JEUDI 28 OCTOBRE 2004 - SÉANCE DE L'APRÈS-MIDI

(Suite)

Question orale de Mme Marie-Hélène Crombé-Berton au ministre des Affaires étrangères sur «la problématique des viols de masse en République Démocratique du Congo» (nº 3-430)

M. le président. - M. Armand De Decker, ministre de la Coopération au développement, répondra au nom de M. Karel De Gucht, ministre des Affaires étrangères.

Mme Marie-Hélène Crombé-Berton (MR). - Le dernier rapport consacré par Amnesty International à la question des viols de masse en République Démocratique du Congo dévoile une situation apocalyptique face à laquelle tout mutisme est interdit.

Ce rapport nous apprend, en substance, que des dizaines de milliers de femmes sont actuellement victimes d'exactions et de tortures sexuelles.
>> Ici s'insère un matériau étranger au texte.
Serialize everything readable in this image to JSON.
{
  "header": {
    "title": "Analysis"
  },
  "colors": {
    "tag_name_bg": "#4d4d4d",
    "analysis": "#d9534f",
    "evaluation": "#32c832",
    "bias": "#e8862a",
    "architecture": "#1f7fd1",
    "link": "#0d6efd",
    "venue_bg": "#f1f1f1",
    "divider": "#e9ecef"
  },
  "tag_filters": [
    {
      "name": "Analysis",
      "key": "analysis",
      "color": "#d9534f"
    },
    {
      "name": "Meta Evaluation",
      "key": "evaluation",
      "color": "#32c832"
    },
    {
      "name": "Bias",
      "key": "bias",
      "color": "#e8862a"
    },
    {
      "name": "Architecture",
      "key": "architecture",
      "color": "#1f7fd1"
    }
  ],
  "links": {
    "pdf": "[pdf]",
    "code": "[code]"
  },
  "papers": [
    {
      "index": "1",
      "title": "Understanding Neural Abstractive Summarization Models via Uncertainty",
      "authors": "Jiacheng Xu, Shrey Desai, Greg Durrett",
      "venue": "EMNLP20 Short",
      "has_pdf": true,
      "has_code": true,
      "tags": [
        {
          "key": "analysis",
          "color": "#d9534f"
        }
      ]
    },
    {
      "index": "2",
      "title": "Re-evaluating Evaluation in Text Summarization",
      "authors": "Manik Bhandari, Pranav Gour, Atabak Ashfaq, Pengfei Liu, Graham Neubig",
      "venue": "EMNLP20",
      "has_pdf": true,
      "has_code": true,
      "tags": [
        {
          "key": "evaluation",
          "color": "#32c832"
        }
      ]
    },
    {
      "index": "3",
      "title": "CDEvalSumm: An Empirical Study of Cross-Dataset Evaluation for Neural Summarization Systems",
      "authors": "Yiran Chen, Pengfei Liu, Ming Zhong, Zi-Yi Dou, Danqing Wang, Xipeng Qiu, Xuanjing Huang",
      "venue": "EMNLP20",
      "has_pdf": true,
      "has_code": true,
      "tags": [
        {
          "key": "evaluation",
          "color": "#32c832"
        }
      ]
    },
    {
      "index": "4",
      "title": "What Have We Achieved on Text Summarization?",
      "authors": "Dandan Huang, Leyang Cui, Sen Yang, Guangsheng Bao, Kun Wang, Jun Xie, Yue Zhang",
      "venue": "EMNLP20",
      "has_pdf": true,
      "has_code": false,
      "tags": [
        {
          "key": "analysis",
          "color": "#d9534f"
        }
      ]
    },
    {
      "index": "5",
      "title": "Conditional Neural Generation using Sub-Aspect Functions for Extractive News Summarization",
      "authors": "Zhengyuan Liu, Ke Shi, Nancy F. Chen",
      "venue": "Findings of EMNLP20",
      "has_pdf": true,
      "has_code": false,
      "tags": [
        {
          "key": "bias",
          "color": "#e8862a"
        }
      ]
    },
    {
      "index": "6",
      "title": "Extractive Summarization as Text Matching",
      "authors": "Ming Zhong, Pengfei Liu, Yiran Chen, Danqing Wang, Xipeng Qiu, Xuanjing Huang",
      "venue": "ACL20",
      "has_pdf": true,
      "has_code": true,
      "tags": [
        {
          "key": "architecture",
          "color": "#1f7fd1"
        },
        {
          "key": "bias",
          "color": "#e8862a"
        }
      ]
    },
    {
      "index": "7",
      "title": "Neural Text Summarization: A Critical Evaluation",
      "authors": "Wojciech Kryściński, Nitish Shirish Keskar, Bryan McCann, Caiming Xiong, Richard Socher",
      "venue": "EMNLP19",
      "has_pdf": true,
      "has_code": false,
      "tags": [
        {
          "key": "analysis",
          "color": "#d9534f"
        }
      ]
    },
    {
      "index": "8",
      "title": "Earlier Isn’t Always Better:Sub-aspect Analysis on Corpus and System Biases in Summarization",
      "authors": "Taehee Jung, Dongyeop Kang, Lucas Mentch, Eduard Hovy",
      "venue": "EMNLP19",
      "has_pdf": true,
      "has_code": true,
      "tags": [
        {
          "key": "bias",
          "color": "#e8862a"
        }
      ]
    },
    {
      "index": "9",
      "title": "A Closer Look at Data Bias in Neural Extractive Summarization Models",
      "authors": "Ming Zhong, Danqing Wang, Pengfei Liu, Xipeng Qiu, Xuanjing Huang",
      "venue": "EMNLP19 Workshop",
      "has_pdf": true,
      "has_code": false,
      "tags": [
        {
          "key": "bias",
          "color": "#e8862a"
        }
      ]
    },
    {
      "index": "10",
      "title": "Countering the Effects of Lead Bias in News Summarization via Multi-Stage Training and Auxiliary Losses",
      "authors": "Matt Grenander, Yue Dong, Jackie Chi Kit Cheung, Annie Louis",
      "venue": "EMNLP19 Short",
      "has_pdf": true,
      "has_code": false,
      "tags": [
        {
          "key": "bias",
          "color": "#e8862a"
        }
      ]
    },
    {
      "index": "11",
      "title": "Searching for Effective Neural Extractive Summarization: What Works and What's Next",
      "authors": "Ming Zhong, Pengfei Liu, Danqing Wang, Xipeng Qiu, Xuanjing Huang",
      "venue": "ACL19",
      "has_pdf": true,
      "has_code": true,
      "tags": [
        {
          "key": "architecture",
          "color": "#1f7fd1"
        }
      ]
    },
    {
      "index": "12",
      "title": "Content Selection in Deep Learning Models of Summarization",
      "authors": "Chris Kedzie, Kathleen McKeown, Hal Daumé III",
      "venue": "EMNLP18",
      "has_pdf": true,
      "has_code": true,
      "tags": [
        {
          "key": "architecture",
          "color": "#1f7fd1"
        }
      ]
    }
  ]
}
Ces exactions sont commises par les membres des multiples groupes armés, y compris les forces gouvernementales, se disputant les terres et les ressources de l'Est du Congo.

Ces femmes sont privées des soins de santé adaptés à leurs problèmes en raison, d'une part, de l'absence quasi-totale d'infrastructures médicales de qualité et, d'autre part, du prix exorbitant des soins prodigués par les rares hôpitaux disposant de services de gynécologie.

Le rapport précise enfin que le système judiciaire n'offre aucune protection à ces femmes, dès lors que le code pénal congolais ne définit pas les éléments constitutifs du viol et ignore la notion de consentement.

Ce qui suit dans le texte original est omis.